Ему было тринадцать, когда волк пробудился по своей собственной воле. Бек был в ужасе, а его отец в восторге, что сын так рано стал взрослым. С осознанием опасности звериных инстинктов приходит чувство ответственности. Бекхён полностью осознал это на себе.

Семнадцатилетние соколята, ждущие, когда догорят свечи, игриво переглядываются между собой. Сехун то и дело стреляет глазами в Тао, на что котяра довольно улыбается. Бекхён поспешно делает глоток, чтобы не оскалиться в презрительном фырканье. Рысь и Сокол, нет чуднее союза. Но эти двое как-то сошлись после многочисленных драк. Цзытао даже смог немного приглушить гонор Сехуна и подмять младшего под себя. Хотя, что перьев, что драгоценного меха по двору в свое время летало изрядное количество. Рядом шумно вздыхает княжич Ифань и вымученно смотрит на Бека. Они чокаются без слов, каждый про себя думая, как будет спасаться от любвеобильного Тао и его не менее любвеобильного кмета.

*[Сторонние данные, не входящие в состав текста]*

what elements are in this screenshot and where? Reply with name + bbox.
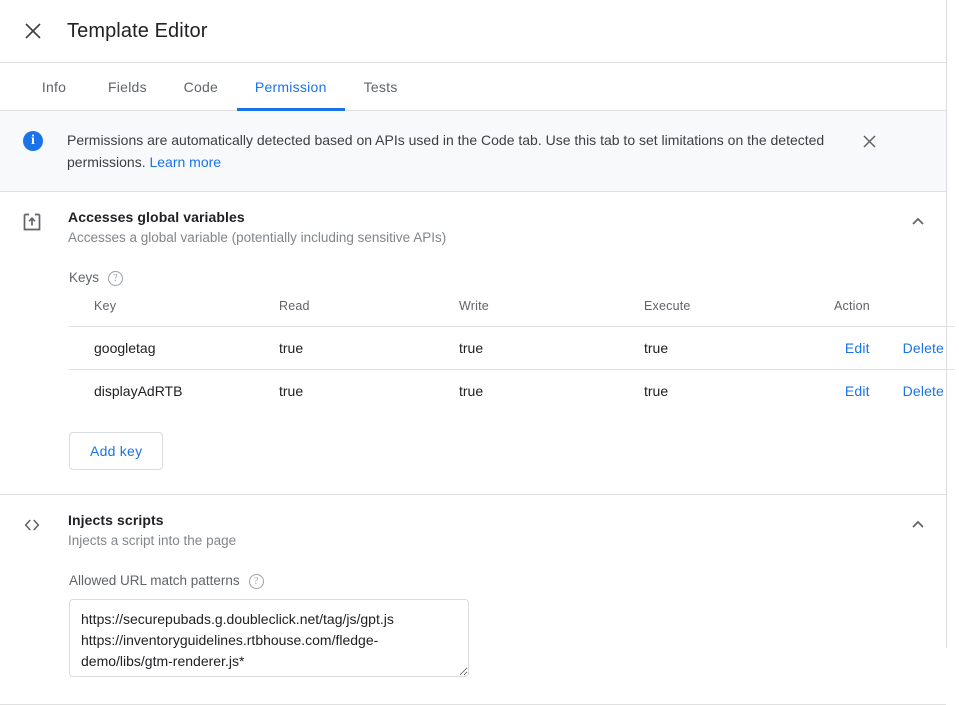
section-title: Injects scripts [68,512,164,528]
keys-table-head: Key Read Write Execute Action [69,299,954,327]
tab-tests[interactable]: Tests [345,63,417,110]
delete-key-button[interactable]: Delete [903,383,944,399]
keys-table-body: googletag true true true Edit Delete dis… [69,326,954,412]
code-brackets-icon [20,513,44,537]
table-row: googletag true true true Edit Delete [69,326,954,370]
cell-key: displayAdRTB [69,369,279,412]
keys-label: Keys [69,270,100,285]
url-patterns-label-row: Allowed URL match patterns ? [69,572,946,590]
url-patterns-label: Allowed URL match patterns [69,573,240,588]
add-key-button[interactable]: Add key [69,432,164,470]
cell-key: googletag [69,326,279,370]
permission-section-injects-scripts: Injects scripts Injects a script into th… [0,495,946,705]
tab-info[interactable]: Info [18,63,90,110]
tab-code[interactable]: Code [165,63,237,110]
section-title-block: Accesses global variables Accesses a glo… [68,208,904,247]
allowed-url-match-patterns-input[interactable] [69,599,469,677]
column-header-write: Write [459,299,489,313]
section-title-block: Injects scripts Injects a script into th… [68,511,904,550]
permissions-info-banner: i Permissions are automatically detected… [0,111,946,192]
export-box-arrow-up-icon [20,210,44,234]
section-subtitle: Injects a script into the page [68,533,237,548]
collapse-section-button[interactable] [904,208,932,236]
banner-message: Permissions are automatically detected b… [67,129,857,173]
page-title: Template Editor [67,20,208,42]
learn-more-link[interactable]: Learn more [149,154,221,170]
section-subtitle: Accesses a global variable (potentially … [68,230,447,245]
column-header-read: Read [279,299,310,313]
section-header: Injects scripts Injects a script into th… [0,495,946,550]
editor-tab-bar: Info Fields Code Permission Tests [0,63,946,111]
section-header: Accesses global variables Accesses a glo… [0,192,946,247]
column-header-key: Key [94,299,117,313]
collapse-section-button[interactable] [904,511,932,539]
column-header-action: Action [834,299,870,313]
cell-actions: Edit Delete [834,369,954,412]
section-title: Accesses global variables [68,209,245,225]
editor-header: Template Editor [0,0,946,63]
permission-section-accesses-global-variables: Accesses global variables Accesses a glo… [0,192,954,495]
cell-execute: true [644,326,834,370]
row-action-group: Edit Delete [834,340,954,356]
table-row: displayAdRTB true true true Edit Delete [69,369,954,412]
template-editor-window: Template Editor Info Fields Code Permiss… [0,0,959,705]
delete-key-button[interactable]: Delete [903,340,944,356]
section-body: Keys ? Key Read Write Execute Action goo… [0,269,954,494]
edit-key-button[interactable]: Edit [845,383,870,399]
section-body: Allowed URL match patterns ? [0,572,946,704]
cell-read: true [279,326,459,370]
table-header-row: Key Read Write Execute Action [69,299,954,327]
help-circle-icon[interactable]: ? [108,270,124,286]
keys-table: Key Read Write Execute Action googletag … [69,299,954,412]
cell-actions: Edit Delete [834,326,954,370]
cell-execute: true [644,369,834,412]
cell-write: true [459,369,644,412]
tab-permission[interactable]: Permission [236,63,345,111]
close-icon [25,23,41,39]
row-action-group: Edit Delete [834,383,954,399]
close-icon [862,134,876,148]
cell-read: true [279,369,459,412]
edit-key-button[interactable]: Edit [845,340,870,356]
chevron-up-icon [912,520,924,528]
cell-write: true [459,326,644,370]
chevron-up-icon [912,217,924,225]
keys-label-row: Keys ? [69,269,946,287]
dismiss-banner-button[interactable] [857,129,881,153]
close-editor-button[interactable] [13,11,53,51]
column-header-execute: Execute [644,299,691,313]
info-icon: i [23,131,43,151]
help-circle-icon[interactable]: ? [248,573,264,589]
tab-fields[interactable]: Fields [90,63,165,110]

Князь Чэнгун поднимается во главе стола и, особо не напрягаясь, перекрикивает смех и празднования дружины. Он поздравляет братьев с Полной Луной, хвалит за прошедшую половину месяца и дает напутствие молодым воинам. Пламя свечей, отмеряющих временя, подрагивает, трапезная все больше погружается в темноту. Облака затянуты тучами. Как только гаснет последняя свечка, в залу проникает первый луч Луны и трапезная погружается в тишину. Этот момент, когда через окна падает серебристый свет, волшебен. Он хранит таинство первого глотка, первую буйную ярость, прощание с детством.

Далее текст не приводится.